It’s no wonder why the topics of business continuity and risk and crisis management are chock full of books. The world has gone through a series of various crises in the past two decades that seem to foretell worse times ahead. So these topics are finding a growing audience.
Quest Publishing is contributing to the rising interest with its own series of books. Two of them, Personal Reconstruction and Your Plan Is Your Parachute, are considered seminal works for handling personal and organizational crises, around which we expect many more projects will yield a universe of books that specifically address particular types of crises or difficult times, like economic crashes or pandemics.
We recommend the following three books to satiate your interest in risk and crisis management, or, better yet, to avoid or navigate such difficulties in your personal lives or business.
Your Plan Is Your Parachute, written by Quest Publishing’s founder, Jacques Island, is now in its second edition. This book is neither a short checklist of “things to do to get ready for a crisis” nor a lengthy, arcane tome that only a crisis manager would read or understand. It is to the point and chock-full of templates to get the uninitiated manager through the task of producing an organization’s business continuity plan—your business parachute—in a day’s time. It is also the perfect text book for use in a BCP workshop or course. Among the many tools and information are templates for creating a threat and risk assessment, early warning system, risk mitigation strategies, crisis response program, business impact assessment, and business continuity strategies. This book has what you need to deal effectively with natural disasters like wind storms, pandemics, or tsunamis, or human-caused ones like product sabotage, lawsuits, or terrorism. We can be sure that the string of calamities that we have had to cope with will repeat themselves, not to mention the ones that we have yet to face.

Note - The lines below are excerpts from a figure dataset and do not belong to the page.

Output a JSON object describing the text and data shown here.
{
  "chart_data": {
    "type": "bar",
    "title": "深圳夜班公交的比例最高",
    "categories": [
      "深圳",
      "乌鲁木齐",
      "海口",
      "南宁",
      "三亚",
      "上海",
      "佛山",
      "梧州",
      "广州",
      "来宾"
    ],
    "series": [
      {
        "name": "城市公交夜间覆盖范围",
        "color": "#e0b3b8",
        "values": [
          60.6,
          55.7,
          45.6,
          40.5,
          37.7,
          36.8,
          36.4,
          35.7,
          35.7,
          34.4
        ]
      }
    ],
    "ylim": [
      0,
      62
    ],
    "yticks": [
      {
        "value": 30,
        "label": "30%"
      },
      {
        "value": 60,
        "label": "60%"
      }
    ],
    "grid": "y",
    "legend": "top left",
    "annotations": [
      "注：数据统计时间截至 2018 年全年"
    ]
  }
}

Personal Reconstruction, written by four experts in the fields of mental health, spirituality, personal finances, and law, teaches methods for averting personal crises and for recovering from the ones you experience. Although the book’s audience can include anyone, it is focused on common issues for four main categories of people at different stages of life: adolescents,k midlifers, the elderly, and those afoul of the law. Each lesson in the book includes exercises and worksheets to help the reader in several ways: Identify personal risks that can turn into crises, assess the likely causes of an existing crisis, formulate strategies for avoiding an managing crises, and create an action plan for recovering from an ongoing crisis. By the end of Personal Reconstruction you’ll have a good understanding of the factors that affect your happiness. You’ll also know which actions you can take before you suffer a crisis, and you’ll have tools and strategies for recovery that you can apply after experiencing a personal ciris that you do not avert.
Personal Resilience, written by Peter Tarlow and Séverine Obertelli, is our newest release. It came in the middle of COVID-19, a pandemic that just seems to persist with new, more lethal and more contagious variants of itself to assure its continued death march through the world. Yes, the world, and particularly Americans, are weary of the requisite sacrifices to beat this virus. Personal Resilience is the book we need to better understand pandemics and better cope with them. This book’s discussions about the nature of pandemics and their effects are not only educational. Each chapter also ends with a series of questions and answers about pandemics and strategies for coping with the challenges that pandemics and similar emergencies thrust upon us.